The most reasonable conclusion today is that Artificial Intelligence is neither saving nor destroying jobs outright. Reality appears much more complex. For now, data points to AI reordering priorities, shifting investments, and changing work organization without causing a large-scale net job destruction. And that, at least for now, tempers one of the biggest fears surrounding this new technological era.
Frequently Asked Questions
Is Artificial Intelligence destroying jobs in Europe in 2026?
According to the latest analysis from the European Central Bank, there is currently no significant difference in job destruction between companies that use AI and those that do not. In fact, companies that use it intensively are slightly more likely to hire.
What exactly does the ECB say about companies that use AI the most?
The ECB states that companies with intensive AI usage are about 4% more likely to hire personnel, and those that invest in AI have nearly 2% higher chances of hiring than those that don’t.

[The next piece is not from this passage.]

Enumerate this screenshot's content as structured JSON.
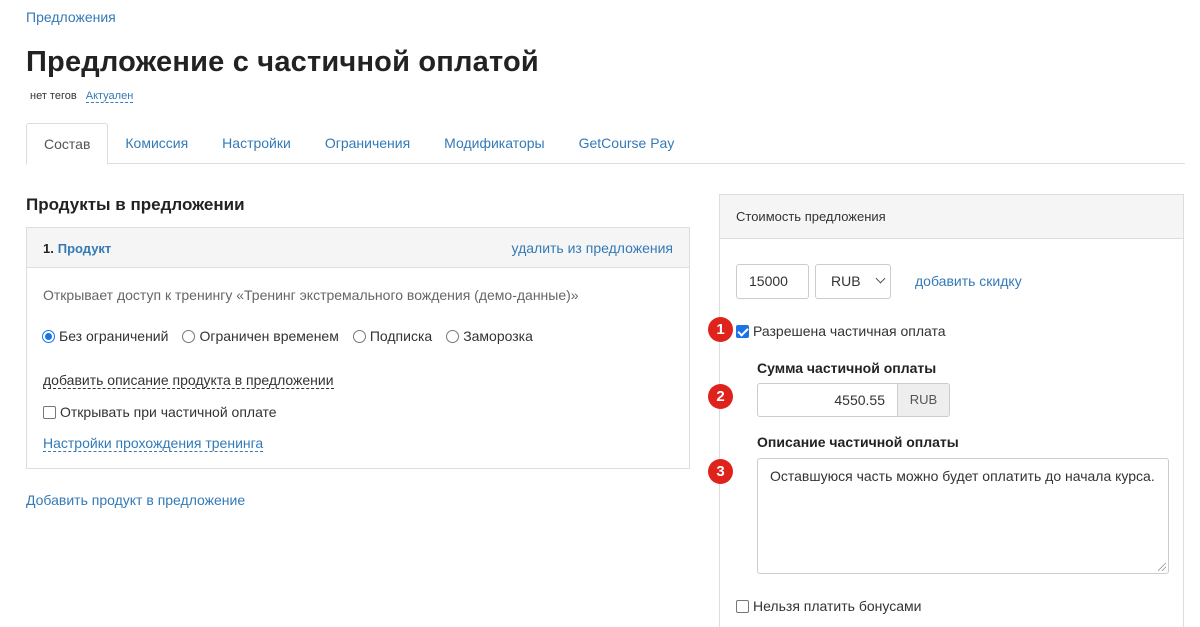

So why are some tech companies laying off workers due to AI?
Because corporate announcements don’t always reflect the full reality. Factors such as margin pressures, post-pandemic overhiring, cost-cutting measures, or internal reorganizations also play a role. AI can be part of the explanation but isn’t always the sole cause.
Is AI already significantly improving company productivity?
Not yet in a clear and widespread way. A study by the NBER involving nearly 6,000 executives indicates that over 80% of companies haven’t seen impact on employment or productivity over the past three years, though many expect this effect to materialize in the future.